I was sitting at home on a blizzardy winter day, reading Our Home and Family by Laura Baxter (copyright 1952), and I came across this section that I simply have to share with you:
"Schoolgirls seldom have the full responsibility of caring for the house. [...] Tasks commonly given to them include the care of their own room, sweeping and brushing, taking care of cupboards and closets, caring for the bathroom, cleaning and polishing the silverware and other metals, keeping tables and desks in order, and washing dishes and utensils. Here is a song for cleaning day that should keep a girl's heart content that she has such jobs to do:
Brown soap can brew a scrubbing froth
Fragrant as orange peel or tar;
It makes a closet or a cloth
As fresh as dogwood blossoms are;
And wax, that amber soft and slow,
Embalms old carving in a glow.
Polish can turn a bowl of brass
Into a bell that beats a gleam,
Can make a silver dish a glass
Of lights like birches in a dream;
While bright as peaches copper blooms
Out of the corners of the rooms.
There could not be a blither work
Than skill with pumice, brush, and soap,
To bring a bright thing from a dark,
To fill the house with lamps of hope.
And so before the morning goes
Put stars among the goblet-rows.
Oh boy. Where do I start on this one?
First of all, what the heck kind of a song is that?! If my mom would have sat me down and said, "Honey, let's learn this fun song!" and then pulled that thing out, I would have laughed (respectfully and politely) in her face. It doesn't make sense, and the rhyme scheme is super funky. Were fifties children far more poetically inclined than our generation of lazy millenials? Because the extent of my clean up music was "Clean up, clean up, everybody do your share" from Barney.

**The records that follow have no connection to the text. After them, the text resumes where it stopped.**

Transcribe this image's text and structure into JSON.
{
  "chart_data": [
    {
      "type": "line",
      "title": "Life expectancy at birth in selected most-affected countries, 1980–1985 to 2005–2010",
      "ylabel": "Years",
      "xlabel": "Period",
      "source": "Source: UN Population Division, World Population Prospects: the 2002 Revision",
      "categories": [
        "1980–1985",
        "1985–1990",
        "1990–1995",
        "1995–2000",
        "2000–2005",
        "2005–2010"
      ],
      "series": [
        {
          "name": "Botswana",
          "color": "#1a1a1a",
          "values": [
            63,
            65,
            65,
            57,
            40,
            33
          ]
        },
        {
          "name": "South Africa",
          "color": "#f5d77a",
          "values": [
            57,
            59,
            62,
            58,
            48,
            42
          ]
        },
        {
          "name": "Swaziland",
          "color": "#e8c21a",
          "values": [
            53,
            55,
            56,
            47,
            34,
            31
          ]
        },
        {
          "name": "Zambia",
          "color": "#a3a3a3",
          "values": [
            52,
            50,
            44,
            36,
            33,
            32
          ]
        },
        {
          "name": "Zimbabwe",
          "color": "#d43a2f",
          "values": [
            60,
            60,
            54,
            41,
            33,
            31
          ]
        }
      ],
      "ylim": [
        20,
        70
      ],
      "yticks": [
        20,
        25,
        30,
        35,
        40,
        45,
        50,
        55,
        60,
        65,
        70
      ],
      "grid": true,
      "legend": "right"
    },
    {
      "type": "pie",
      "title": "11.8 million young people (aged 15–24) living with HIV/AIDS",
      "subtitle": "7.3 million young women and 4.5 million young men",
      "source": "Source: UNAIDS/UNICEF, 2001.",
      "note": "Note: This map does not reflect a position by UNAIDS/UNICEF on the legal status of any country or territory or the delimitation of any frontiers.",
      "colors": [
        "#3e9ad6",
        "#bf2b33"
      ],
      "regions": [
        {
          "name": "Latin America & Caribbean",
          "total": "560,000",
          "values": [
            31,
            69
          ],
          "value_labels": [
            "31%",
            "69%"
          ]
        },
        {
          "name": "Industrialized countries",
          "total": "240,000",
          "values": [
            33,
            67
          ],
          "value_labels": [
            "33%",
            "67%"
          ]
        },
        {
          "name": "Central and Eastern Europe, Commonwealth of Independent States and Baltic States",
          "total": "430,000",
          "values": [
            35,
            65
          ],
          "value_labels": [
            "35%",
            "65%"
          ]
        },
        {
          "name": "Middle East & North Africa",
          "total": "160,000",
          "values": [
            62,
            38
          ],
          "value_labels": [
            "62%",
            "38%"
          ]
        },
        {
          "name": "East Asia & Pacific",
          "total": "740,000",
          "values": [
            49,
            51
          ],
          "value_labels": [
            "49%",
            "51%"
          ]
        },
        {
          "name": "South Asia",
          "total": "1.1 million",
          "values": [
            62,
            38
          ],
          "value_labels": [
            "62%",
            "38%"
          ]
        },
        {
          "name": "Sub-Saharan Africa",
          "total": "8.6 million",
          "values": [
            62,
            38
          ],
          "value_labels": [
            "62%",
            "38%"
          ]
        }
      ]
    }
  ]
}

Also, the blurb before the song says that it is supposed to keep a girl's heart content that she has such jobs to do. Umm...really? Let's take a look into little Suzie's 1952 conversation with her mom:
Mom: Suzie dear, would you please polish the silver?
Suzie: Golly gee, Mom, do I gotta?
Mom: You have to do it, Suzie, but good news: you can sing the bat-crap-crazy cleaning song I taught you!
Suzie: Holy moly! What fun! Now my heart is content. Where's the silver?!
Sorry Ms. Baxter, that didn't happen. Ever. Your song is freaky and weird.
Does anyone else think that this author just wanted to be a poet, but no one would buy her weird poetry so she just inserted it into her textbooks so she could see it in print? Because that's what I think.
I'm trying to follow the advice in these books, so I tried singing while cleaning today. I actually tried singing that specific song (I tried to come up with a melody, but that got pretty boring so I ended up rapping it instead. I bet that's not what Laura Baxter was going for). I actually got less cleaning done because I couldn't figure out the dumb song. Elvis looked at me like I was nuts, and he was probably right. I decided to give up on the dishes and come write this entry. So really...the cleaning song completely backfired. I'm going to try again with the Barney version and see if I do better.
Haha! Love this! I find that music in general can keep me more motivated at times. But this song - it's not gonna do it for me either!